Problem Description
Given three piles of stones with counts a, b, and c, you can remove one stone from any two distinct non-empty piles per move, earning 1 point per move. The game terminates when fewer than two piles have stones. The goal is to compute the maximum achievable score.
Key Insights
- Every move removes exactly two stones, so without restrictions, the total possible moves would be (a + b + c) / 2.
- The game is limited by the situation where one pile has significantly more stones than the sum of the other two; moves can only be made until the two smaller piles are exhausted.

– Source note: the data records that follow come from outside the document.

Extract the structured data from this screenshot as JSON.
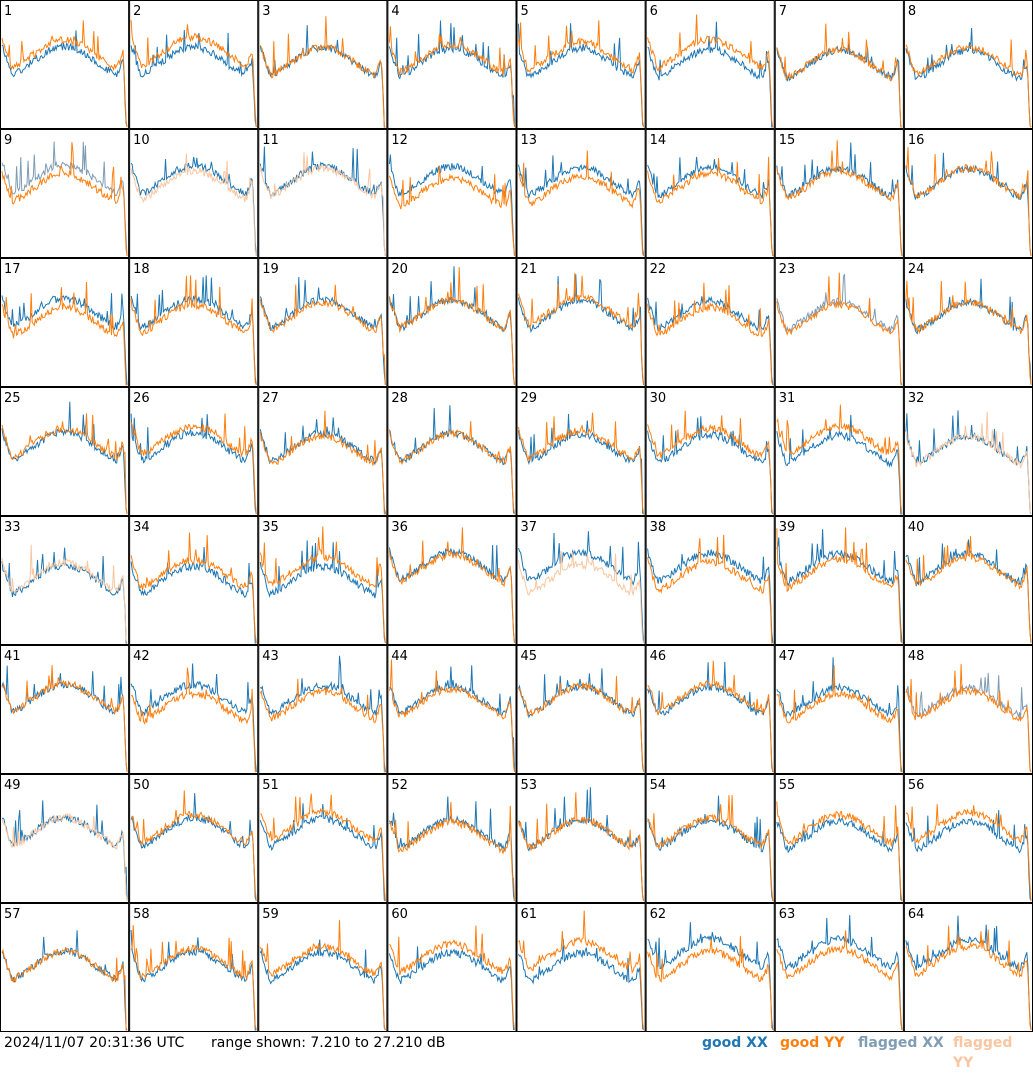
{
  "chart_data": {
    "type": "line",
    "layout": "grid",
    "rows": 8,
    "cols": 8,
    "tiles": [
      "1",
      "2",
      "3",
      "4",
      "5",
      "6",
      "7",
      "8",
      "9",
      "10",
      "11",
      "12",
      "13",
      "14",
      "15",
      "16",
      "17",
      "18",
      "19",
      "20",
      "21",
      "22",
      "23",
      "24",
      "25",
      "26",
      "27",
      "28",
      "29",
      "30",
      "31",
      "32",
      "33",
      "34",
      "35",
      "36",
      "37",
      "38",
      "39",
      "40",
      "41",
      "42",
      "43",
      "44",
      "45",
      "46",
      "47",
      "48",
      "49",
      "50",
      "51",
      "52",
      "53",
      "54",
      "55",
      "56",
      "57",
      "58",
      "59",
      "60",
      "61",
      "62",
      "63",
      "64"
    ],
    "series": [
      {
        "name": "good XX",
        "color": "#1f77b4"
      },
      {
        "name": "good YY",
        "color": "#ff7f0e"
      },
      {
        "name": "flagged XX",
        "color": "#7f9cb5"
      },
      {
        "name": "flagged YY",
        "color": "#f9c6a1"
      }
    ],
    "ylim": [
      7.21,
      27.21
    ],
    "flagged_xx_tiles": [
      "9",
      "23",
      "48"
    ],
    "flagged_yy_tiles": [
      "10",
      "11",
      "32",
      "33",
      "37",
      "49"
    ]
  },
  "footer": {
    "timestamp": "2024/11/07 20:31:36 UTC",
    "range": "range shown: 7.210 to 27.210 dB",
    "legend": [
      "good XX",
      "good YY",
      "flagged XX",
      "flagged YY"
    ]
  }
}
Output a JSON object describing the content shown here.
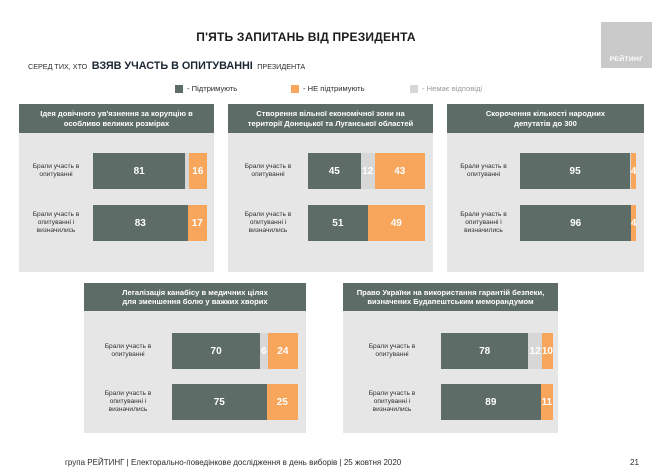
{
  "title": "П'ЯТЬ ЗАПИТАНЬ ВІД ПРЕЗИДЕНТА",
  "subtitle": {
    "prefix": "СЕРЕД ТИХ, ХТО",
    "emphasis": "ВЗЯВ УЧАСТЬ В ОПИТУВАННІ",
    "suffix": "ПРЕЗИДЕНТА"
  },
  "logo": {
    "text": "РЕЙТИНГ",
    "color": "#c9c9c9"
  },
  "legend": [
    {
      "label": "- Підтримують",
      "color": "#5d6c66"
    },
    {
      "label": "- НЕ підтримують",
      "color": "#f7a65c"
    },
    {
      "label": "- Немає відповіді",
      "color": "#d7d7d7"
    }
  ],
  "colors": {
    "panel_header": "#5d6c66",
    "panel_background": "#e6e6e6"
  },
  "chart_data": [
    {
      "type": "bar",
      "orientation": "horizontal",
      "stacked": true,
      "title": "Ідея довічного ув'язнення за корупцію в\nособливо великих розмірах",
      "categories": [
        "Брали участь в опитуванні",
        "Брали участь в опитуванні і визначились"
      ],
      "xlim": [
        0,
        100
      ],
      "series": [
        {
          "color": "#5d6c66",
          "values": [
            81,
            83
          ]
        },
        {
          "color": "#d7d7d7",
          "values": [
            3,
            0
          ]
        },
        {
          "color": "#f7a65c",
          "values": [
            16,
            17
          ]
        }
      ]
    },
    {
      "type": "bar",
      "orientation": "horizontal",
      "stacked": true,
      "title": "Створення вільної економічної зони на\nтериторії Донецької та Луганської областей",
      "categories": [
        "Брали участь в опитуванні",
        "Брали участь в опитуванні і визначились"
      ],
      "xlim": [
        0,
        100
      ],
      "series": [
        {
          "color": "#5d6c66",
          "values": [
            45,
            51
          ]
        },
        {
          "color": "#d7d7d7",
          "values": [
            12,
            0
          ]
        },
        {
          "color": "#f7a65c",
          "values": [
            43,
            49
          ]
        }
      ]
    },
    {
      "type": "bar",
      "orientation": "horizontal",
      "stacked": true,
      "title": "Скорочення кількості народних\nдепутатів до 300",
      "categories": [
        "Брали участь в опитуванні",
        "Брали участь в опитуванні і визначились"
      ],
      "xlim": [
        0,
        100
      ],
      "series": [
        {
          "color": "#5d6c66",
          "values": [
            95,
            96
          ]
        },
        {
          "color": "#d7d7d7",
          "values": [
            1,
            0
          ]
        },
        {
          "color": "#f7a65c",
          "values": [
            4,
            4
          ]
        }
      ]
    },
    {
      "type": "bar",
      "orientation": "horizontal",
      "stacked": true,
      "title": "Легалізація канабісу в медичних цілях\nдля зменшення болю у важких хворих",
      "categories": [
        "Брали участь в опитуванні",
        "Брали участь в опитуванні і визначились"
      ],
      "xlim": [
        0,
        100
      ],
      "series": [
        {
          "color": "#5d6c66",
          "values": [
            70,
            75
          ]
        },
        {
          "color": "#d7d7d7",
          "values": [
            6,
            0
          ]
        },
        {
          "color": "#f7a65c",
          "values": [
            24,
            25
          ]
        }
      ]
    },
    {
      "type": "bar",
      "orientation": "horizontal",
      "stacked": true,
      "title": "Право України на використання гарантій безпеки,\nвизначених Будапештським меморандумом",
      "categories": [
        "Брали участь в опитуванні",
        "Брали участь в опитуванні і визначились"
      ],
      "xlim": [
        0,
        100
      ],
      "series": [
        {
          "color": "#5d6c66",
          "values": [
            78,
            89
          ]
        },
        {
          "color": "#d7d7d7",
          "values": [
            12,
            0
          ]
        },
        {
          "color": "#f7a65c",
          "values": [
            10,
            11
          ]
        }
      ]
    }
  ],
  "footer": {
    "text": "група РЕЙТИНГ | Електорально-поведінкове дослідження в день виборів | 25 жовтня 2020",
    "page": "21"
  }
}
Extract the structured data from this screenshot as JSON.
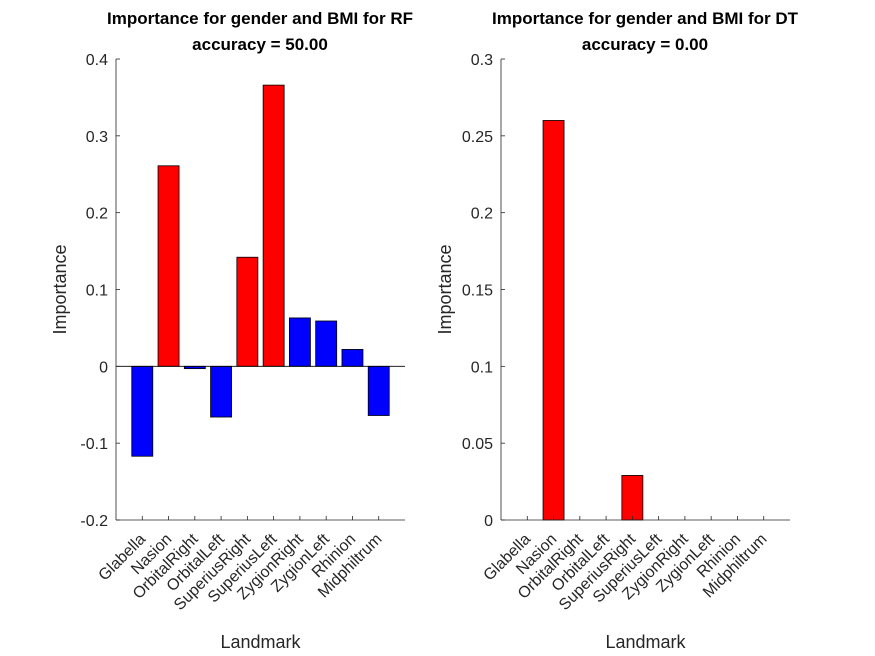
{
  "chart_data": [
    {
      "type": "bar",
      "title": "Importance for gender and BMI for RF",
      "subtitle": "accuracy = 50.00",
      "xlabel": "Landmark",
      "ylabel": "Importance",
      "ylim": [
        -0.2,
        0.4
      ],
      "yticks": [
        "-0.2",
        "-0.1",
        "0",
        "0.1",
        "0.2",
        "0.3",
        "0.4"
      ],
      "categories": [
        "Glabella",
        "Nasion",
        "OrbitalRight",
        "OrbitalLeft",
        "SuperiusRight",
        "SuperiusLeft",
        "ZygionRight",
        "ZygionLeft",
        "Rhinion",
        "Midphiltrum"
      ],
      "values": [
        -0.117,
        0.261,
        -0.003,
        -0.066,
        0.142,
        0.366,
        0.063,
        0.059,
        0.022,
        -0.064
      ],
      "bar_colors": [
        "#0000ff",
        "#ff0000",
        "#0000ff",
        "#0000ff",
        "#ff0000",
        "#ff0000",
        "#0000ff",
        "#0000ff",
        "#0000ff",
        "#0000ff"
      ],
      "grid": false,
      "legend": "none"
    },
    {
      "type": "bar",
      "title": "Importance for gender and BMI for DT",
      "subtitle": "accuracy = 0.00",
      "xlabel": "Landmark",
      "ylabel": "Importance",
      "ylim": [
        0,
        0.3
      ],
      "yticks": [
        "0",
        "0.05",
        "0.1",
        "0.15",
        "0.2",
        "0.25",
        "0.3"
      ],
      "categories": [
        "Glabella",
        "Nasion",
        "OrbitalRight",
        "OrbitalLeft",
        "SuperiusRight",
        "SuperiusLeft",
        "ZygionRight",
        "ZygionLeft",
        "Rhinion",
        "Midphiltrum"
      ],
      "values": [
        0,
        0.26,
        0,
        0,
        0.029,
        0,
        0,
        0,
        0,
        0
      ],
      "bar_colors": [
        "#ff0000",
        "#ff0000",
        "#ff0000",
        "#ff0000",
        "#ff0000",
        "#ff0000",
        "#ff0000",
        "#ff0000",
        "#ff0000",
        "#ff0000"
      ],
      "grid": false,
      "legend": "none"
    }
  ]
}
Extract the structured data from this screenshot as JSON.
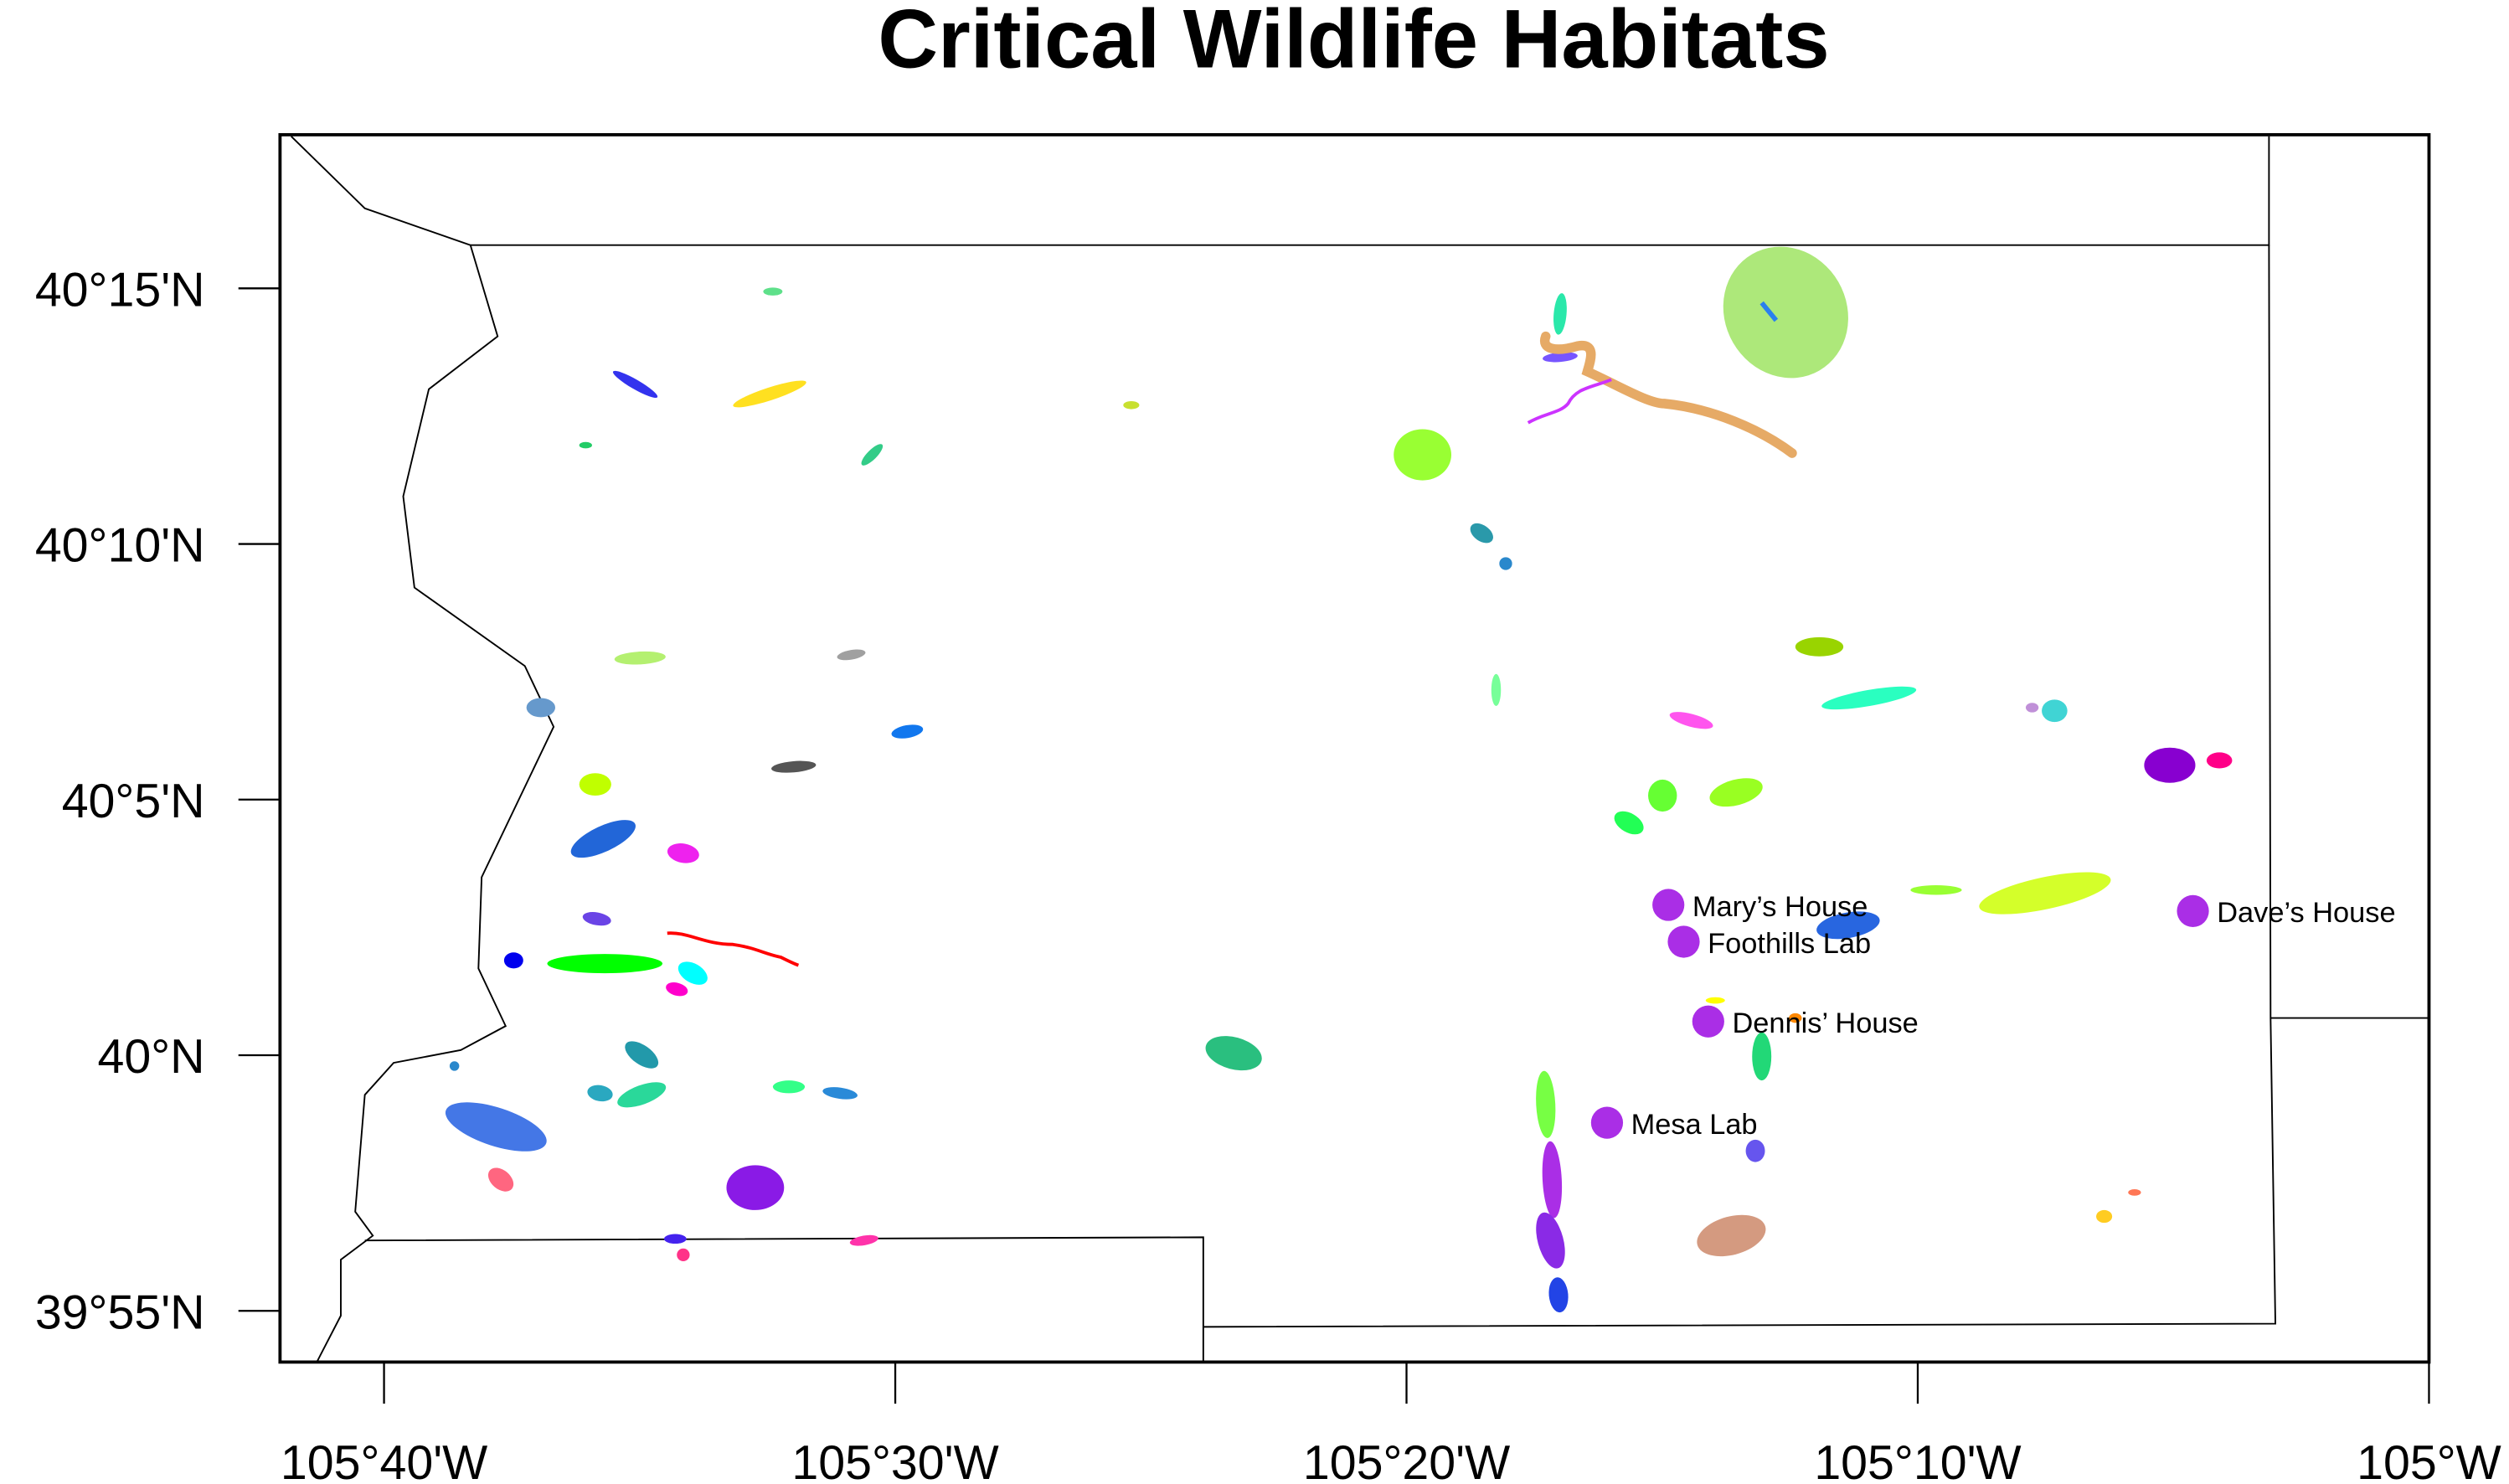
{
  "title": "Critical Wildlife Habitats",
  "x_axis": {
    "ticks": [
      "105°40'W",
      "105°30'W",
      "105°20'W",
      "105°10'W",
      "105°W"
    ],
    "range_deg": [
      -105.7,
      -105.0
    ]
  },
  "y_axis": {
    "ticks": [
      "40°15'N",
      "40°10'N",
      "40°5'N",
      "40°N",
      "39°55'N"
    ],
    "range_deg": [
      39.9,
      40.3
    ]
  },
  "places": [
    {
      "name": "Mary’s House",
      "lon": -105.248,
      "lat": 40.049
    },
    {
      "name": "Foothills Lab",
      "lon": -105.243,
      "lat": 40.037
    },
    {
      "name": "Dennis’ House",
      "lon": -105.235,
      "lat": 40.011
    },
    {
      "name": "Mesa Lab",
      "lon": -105.268,
      "lat": 39.978
    },
    {
      "name": "Dave’s House",
      "lon": -105.077,
      "lat": 40.047
    }
  ],
  "colors": {
    "place_marker": "#aa2ee6",
    "boundary": "#000000"
  }
}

- Therefore, the maximum score is the minimum of the total stones divided by 2, and the sum of the two smallest piles (or, equivalently, the total stones minus the largest pile).
Space and Time Complexity
Time Complexity: O(1)
Space Complexity: O(1)
Solution
The key observation is that each move uses two stones, so the maximum possible number of moves is (a + b + c) / 2 if all stones could be paired perfectly. However, if one pile is too large (i.e., larger than the sum of the other two piles), then the extra stones in that pile cannot form a pair once the other two are exhausted. Thus, the answer is the smaller value between (a + b + c) / 2 and (a + b + c) minus the largest pile. This solution uses basic arithmetic operations and is achieved in constant time and space.